La frase oltre a umiliare i bambini, è un metodo educativo inaccettabile e che per di più non aiuta di certo il piccolo a imparare a scrivere meglio, veniva detta in tempi in cui i disturbi specifici dell’apprendimento non erano ancora molto conosciuti.

Gli insegnanti non avevano delle linee guida da seguire,  le diagnosi erano poche eppure erano già tantissimi i bimbi, fatti passare per negligenti o, peggio, per somari, che non riuscivano ad associare le lettere scritte a quelle da pronunciare a voce, perché soffrivano di un disturbo specifico dell’apprendimento (DSA).

Tutti possono leggere la propria scrittura, con i giusti strumenti

Se portiamo gli occhiali e ci chiedono di leggere un testo senza, anche scritto da noi, non ne siamo in grado, le lettere si confonderanno, il foglio si farà opaco e noi staremo in silenzio. Lo stesso vale per i bambini e i ragazzi con un disturbo specifico dell’apprendimento che, innanzitutto, non è una patologia, piuttosto un disturbo del neurosviluppo. Un bimbo dislessico, disgrafico o disortografico, nella fase dello sviluppo, appunto, quindi quella in cui i suoi coetanei imparano una cosa nuova, a scrivere o a leggere, mostra delle difficoltà a imparare. Questo perché con le strategie messe in atto dai suoi compagni di classe, da suo fratello maggiore o dagli amici, lui proprio non riesce.

La scuola che, come specifica specifica l’articolo 34 della Costituzione, deve garantire a tutti il diritto di studio, ha il dovere non certo di far sentire diverso o sbagliato l’alunno, ma di rendere i suoi banchi, i suoi testi, le sue lezioni accessibili a tutti.
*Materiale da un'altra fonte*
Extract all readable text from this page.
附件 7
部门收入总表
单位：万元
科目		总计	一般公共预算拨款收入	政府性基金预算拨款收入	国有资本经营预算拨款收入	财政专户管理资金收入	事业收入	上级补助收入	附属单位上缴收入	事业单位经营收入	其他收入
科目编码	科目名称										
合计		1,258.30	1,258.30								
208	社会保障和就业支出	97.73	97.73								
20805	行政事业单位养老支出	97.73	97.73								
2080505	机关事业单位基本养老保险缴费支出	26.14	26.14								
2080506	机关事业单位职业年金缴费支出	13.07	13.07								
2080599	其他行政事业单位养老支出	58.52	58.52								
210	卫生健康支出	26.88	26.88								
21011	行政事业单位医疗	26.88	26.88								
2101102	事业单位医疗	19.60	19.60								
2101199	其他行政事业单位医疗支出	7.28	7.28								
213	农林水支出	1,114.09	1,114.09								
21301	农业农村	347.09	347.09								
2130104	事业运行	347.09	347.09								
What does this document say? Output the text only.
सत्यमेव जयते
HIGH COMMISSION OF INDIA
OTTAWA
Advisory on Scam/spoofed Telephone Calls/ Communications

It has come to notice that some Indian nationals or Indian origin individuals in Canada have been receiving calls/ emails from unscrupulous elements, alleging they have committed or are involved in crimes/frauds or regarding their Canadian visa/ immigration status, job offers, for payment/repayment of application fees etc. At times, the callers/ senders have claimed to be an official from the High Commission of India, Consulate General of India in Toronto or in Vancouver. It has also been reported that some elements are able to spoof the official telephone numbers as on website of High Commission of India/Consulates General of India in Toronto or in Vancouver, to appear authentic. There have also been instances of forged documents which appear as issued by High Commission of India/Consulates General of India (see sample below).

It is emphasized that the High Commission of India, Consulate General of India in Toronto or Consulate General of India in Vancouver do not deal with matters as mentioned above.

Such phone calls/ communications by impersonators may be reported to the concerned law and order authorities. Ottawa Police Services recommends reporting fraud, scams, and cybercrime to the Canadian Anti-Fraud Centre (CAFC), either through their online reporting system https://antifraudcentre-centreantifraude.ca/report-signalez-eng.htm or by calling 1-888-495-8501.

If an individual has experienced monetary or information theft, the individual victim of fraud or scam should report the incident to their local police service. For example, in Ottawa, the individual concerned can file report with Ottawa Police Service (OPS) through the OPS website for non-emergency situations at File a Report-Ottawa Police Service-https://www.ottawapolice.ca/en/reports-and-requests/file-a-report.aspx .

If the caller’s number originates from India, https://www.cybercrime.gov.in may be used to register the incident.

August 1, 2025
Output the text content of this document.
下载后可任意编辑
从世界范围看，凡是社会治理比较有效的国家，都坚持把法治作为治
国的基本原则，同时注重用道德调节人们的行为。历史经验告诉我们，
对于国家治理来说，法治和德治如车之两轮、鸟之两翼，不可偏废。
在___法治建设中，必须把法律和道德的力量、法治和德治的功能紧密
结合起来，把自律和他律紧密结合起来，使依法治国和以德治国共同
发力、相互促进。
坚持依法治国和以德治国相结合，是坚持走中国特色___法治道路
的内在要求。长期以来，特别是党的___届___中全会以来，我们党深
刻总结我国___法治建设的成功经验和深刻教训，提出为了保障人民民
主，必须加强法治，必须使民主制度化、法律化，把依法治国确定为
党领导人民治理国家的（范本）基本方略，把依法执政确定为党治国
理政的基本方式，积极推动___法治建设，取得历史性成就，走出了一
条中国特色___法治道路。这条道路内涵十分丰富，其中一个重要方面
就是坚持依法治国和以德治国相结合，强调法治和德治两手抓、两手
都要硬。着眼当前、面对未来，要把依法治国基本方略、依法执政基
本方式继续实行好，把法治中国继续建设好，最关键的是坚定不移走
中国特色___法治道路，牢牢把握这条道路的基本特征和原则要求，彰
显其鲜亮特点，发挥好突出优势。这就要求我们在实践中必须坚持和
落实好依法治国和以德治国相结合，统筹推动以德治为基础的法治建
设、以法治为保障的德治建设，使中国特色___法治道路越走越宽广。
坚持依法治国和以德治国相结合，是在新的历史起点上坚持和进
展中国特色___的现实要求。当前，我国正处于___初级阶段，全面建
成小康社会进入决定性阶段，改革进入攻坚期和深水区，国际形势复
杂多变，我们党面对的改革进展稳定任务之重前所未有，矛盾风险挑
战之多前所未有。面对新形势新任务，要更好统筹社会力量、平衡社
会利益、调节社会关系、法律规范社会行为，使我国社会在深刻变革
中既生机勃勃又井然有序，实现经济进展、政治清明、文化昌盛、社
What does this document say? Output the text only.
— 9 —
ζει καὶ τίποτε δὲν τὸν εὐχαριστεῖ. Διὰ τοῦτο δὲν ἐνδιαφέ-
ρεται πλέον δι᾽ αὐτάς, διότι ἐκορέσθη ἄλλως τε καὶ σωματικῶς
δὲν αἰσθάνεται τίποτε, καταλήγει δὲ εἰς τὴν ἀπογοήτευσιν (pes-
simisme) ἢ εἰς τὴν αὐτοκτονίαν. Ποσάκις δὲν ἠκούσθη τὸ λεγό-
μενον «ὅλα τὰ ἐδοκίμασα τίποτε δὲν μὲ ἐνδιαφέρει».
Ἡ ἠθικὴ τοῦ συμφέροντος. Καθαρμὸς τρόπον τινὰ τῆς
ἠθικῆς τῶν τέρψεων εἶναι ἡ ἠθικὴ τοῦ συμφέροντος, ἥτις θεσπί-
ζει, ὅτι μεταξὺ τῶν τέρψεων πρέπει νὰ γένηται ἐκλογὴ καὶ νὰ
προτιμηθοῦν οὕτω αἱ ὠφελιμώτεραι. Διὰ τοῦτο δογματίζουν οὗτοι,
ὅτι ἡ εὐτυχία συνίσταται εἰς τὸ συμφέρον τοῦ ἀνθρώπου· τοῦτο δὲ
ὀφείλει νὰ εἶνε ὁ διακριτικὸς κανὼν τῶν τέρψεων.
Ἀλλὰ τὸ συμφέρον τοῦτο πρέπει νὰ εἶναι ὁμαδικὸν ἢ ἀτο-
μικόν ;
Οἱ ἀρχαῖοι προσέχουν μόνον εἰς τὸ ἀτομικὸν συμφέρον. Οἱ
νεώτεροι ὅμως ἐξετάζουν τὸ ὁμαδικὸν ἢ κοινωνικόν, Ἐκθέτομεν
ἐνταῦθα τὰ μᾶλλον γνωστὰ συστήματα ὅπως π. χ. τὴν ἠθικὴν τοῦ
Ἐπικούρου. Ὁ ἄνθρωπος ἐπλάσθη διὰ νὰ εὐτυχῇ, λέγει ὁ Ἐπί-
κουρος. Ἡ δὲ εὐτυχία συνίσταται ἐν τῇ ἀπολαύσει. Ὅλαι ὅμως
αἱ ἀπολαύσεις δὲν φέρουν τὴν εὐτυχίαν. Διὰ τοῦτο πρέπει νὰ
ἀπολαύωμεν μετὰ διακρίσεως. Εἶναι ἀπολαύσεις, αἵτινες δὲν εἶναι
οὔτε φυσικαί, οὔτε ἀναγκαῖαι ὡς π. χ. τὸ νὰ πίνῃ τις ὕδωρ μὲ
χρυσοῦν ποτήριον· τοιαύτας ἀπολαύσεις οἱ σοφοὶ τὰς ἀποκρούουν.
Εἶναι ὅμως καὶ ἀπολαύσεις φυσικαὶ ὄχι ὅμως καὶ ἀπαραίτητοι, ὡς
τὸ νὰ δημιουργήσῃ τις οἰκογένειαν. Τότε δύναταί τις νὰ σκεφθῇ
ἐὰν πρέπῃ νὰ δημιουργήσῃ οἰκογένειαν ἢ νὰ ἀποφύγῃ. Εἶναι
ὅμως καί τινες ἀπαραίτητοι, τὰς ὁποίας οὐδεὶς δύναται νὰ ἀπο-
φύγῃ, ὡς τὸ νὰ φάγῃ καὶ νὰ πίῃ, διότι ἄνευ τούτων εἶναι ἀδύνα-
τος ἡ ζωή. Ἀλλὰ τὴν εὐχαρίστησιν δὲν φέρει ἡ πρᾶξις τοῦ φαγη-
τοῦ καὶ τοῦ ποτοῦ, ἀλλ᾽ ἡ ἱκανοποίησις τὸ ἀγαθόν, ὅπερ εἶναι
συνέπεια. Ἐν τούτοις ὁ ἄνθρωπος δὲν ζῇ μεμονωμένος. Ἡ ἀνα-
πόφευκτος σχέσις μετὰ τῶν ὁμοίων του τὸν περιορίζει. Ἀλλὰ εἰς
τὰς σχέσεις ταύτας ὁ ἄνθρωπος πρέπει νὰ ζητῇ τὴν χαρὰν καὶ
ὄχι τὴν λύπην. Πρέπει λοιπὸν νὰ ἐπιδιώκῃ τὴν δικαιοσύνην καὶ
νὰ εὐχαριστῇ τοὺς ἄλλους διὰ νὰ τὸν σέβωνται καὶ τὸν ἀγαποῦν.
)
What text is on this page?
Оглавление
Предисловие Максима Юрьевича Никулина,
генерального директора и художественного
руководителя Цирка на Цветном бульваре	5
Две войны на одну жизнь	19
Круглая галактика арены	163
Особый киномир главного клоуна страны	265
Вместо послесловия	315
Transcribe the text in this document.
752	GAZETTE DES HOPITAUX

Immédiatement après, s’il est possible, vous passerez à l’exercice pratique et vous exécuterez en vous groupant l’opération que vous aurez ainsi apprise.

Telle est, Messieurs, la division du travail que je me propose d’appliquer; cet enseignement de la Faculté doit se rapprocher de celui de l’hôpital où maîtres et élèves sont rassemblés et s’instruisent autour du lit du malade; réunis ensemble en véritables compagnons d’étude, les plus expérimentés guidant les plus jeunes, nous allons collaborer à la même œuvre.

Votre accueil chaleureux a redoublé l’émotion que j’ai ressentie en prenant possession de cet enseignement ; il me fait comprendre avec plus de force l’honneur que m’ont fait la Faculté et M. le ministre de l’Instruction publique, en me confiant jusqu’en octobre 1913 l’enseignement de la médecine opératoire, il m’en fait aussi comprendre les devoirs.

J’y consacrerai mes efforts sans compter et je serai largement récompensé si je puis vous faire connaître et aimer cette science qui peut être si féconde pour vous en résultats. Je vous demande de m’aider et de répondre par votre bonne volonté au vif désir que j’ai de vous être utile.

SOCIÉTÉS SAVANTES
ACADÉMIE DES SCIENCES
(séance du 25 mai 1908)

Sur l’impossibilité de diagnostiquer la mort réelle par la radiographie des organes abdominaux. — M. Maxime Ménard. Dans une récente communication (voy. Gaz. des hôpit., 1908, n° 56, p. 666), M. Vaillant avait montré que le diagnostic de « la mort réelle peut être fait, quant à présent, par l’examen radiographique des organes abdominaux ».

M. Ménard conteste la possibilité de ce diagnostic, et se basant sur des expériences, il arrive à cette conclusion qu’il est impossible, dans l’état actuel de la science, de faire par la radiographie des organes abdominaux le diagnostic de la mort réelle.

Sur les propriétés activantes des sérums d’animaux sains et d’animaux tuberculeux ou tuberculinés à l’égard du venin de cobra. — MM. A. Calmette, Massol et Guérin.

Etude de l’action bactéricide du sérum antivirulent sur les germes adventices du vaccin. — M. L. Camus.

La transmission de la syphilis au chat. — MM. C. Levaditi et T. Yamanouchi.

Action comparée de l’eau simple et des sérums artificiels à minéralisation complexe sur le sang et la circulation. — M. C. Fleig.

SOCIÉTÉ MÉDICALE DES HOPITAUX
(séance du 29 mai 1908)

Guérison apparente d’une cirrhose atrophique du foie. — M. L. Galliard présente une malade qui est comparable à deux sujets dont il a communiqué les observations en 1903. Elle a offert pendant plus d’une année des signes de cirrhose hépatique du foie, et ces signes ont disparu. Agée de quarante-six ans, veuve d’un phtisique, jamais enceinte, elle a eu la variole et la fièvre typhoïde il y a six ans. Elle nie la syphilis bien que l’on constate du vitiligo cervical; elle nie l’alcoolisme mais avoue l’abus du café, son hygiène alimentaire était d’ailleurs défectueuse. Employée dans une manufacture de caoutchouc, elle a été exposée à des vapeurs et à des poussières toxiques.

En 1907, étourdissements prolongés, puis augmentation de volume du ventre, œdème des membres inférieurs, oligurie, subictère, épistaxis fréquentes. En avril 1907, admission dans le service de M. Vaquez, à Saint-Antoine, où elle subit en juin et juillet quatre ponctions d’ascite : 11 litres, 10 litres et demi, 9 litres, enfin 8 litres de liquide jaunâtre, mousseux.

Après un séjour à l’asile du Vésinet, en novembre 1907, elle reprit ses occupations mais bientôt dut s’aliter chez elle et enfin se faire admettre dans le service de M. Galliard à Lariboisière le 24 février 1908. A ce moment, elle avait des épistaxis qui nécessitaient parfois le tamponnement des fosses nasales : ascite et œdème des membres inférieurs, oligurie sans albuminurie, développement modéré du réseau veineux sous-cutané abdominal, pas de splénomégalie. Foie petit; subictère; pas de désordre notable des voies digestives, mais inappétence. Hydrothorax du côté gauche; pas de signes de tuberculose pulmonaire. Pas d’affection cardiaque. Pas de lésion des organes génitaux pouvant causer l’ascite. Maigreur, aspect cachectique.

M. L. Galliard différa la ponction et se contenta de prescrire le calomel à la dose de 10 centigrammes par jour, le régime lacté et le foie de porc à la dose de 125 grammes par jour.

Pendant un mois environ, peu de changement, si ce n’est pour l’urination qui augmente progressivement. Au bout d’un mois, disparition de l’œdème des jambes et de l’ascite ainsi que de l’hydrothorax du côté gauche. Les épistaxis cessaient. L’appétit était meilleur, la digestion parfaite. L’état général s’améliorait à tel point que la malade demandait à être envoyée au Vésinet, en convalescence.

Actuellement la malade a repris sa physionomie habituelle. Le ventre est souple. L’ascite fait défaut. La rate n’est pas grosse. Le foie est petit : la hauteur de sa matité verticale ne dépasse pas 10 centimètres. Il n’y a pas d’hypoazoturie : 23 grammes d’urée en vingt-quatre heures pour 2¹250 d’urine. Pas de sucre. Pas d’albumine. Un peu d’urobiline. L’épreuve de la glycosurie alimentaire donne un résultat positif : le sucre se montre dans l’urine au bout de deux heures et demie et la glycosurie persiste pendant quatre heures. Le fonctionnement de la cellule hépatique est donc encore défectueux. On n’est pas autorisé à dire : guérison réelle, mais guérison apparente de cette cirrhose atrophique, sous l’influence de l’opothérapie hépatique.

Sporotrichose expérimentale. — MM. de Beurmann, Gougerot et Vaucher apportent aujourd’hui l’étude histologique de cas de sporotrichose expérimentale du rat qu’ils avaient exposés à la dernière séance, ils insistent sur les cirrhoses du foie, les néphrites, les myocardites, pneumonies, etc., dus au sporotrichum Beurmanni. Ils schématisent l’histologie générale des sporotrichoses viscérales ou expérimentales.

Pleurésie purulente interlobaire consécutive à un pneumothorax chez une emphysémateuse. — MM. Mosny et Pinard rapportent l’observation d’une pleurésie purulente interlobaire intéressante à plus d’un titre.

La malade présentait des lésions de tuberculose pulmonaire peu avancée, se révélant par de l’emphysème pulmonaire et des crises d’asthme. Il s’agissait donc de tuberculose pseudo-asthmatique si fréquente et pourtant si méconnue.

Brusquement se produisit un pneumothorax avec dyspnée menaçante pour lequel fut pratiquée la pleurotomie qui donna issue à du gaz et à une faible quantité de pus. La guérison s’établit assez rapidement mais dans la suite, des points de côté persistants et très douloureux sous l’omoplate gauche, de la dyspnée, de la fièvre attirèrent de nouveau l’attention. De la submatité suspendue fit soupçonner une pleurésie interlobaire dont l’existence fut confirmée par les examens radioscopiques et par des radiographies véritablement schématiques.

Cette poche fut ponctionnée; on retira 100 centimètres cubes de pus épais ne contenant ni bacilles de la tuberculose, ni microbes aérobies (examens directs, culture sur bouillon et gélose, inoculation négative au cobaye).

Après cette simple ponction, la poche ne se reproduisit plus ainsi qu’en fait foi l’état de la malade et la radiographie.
I bimbi non sono somari e neanche meno bravi, hanno semplicemente bisogno di strategie diverse per imparare quello che la maggior parte dei loro compagni impara secondo un metodo utilizzato da sempre.

bimba che scrive

Per questo nel 2010 è stata emanata la legge n.170 che specificava le nuove norme in materia di disturbi specifici di apprendimento in ambito scolastico. All’articolo 7 si legge l’importanza dell’introduzione di nuovi strumenti chiamati compensativi. Tecnologie informatiche, utili per scrivere o fare i compiti, tabelle o calcolatrici per fare i calcoli, l’utilizzo dello stampato maiuscolo al posto dell’obbligo del corsivo, modalità di verifica delle competenze specifiche per ogni studente.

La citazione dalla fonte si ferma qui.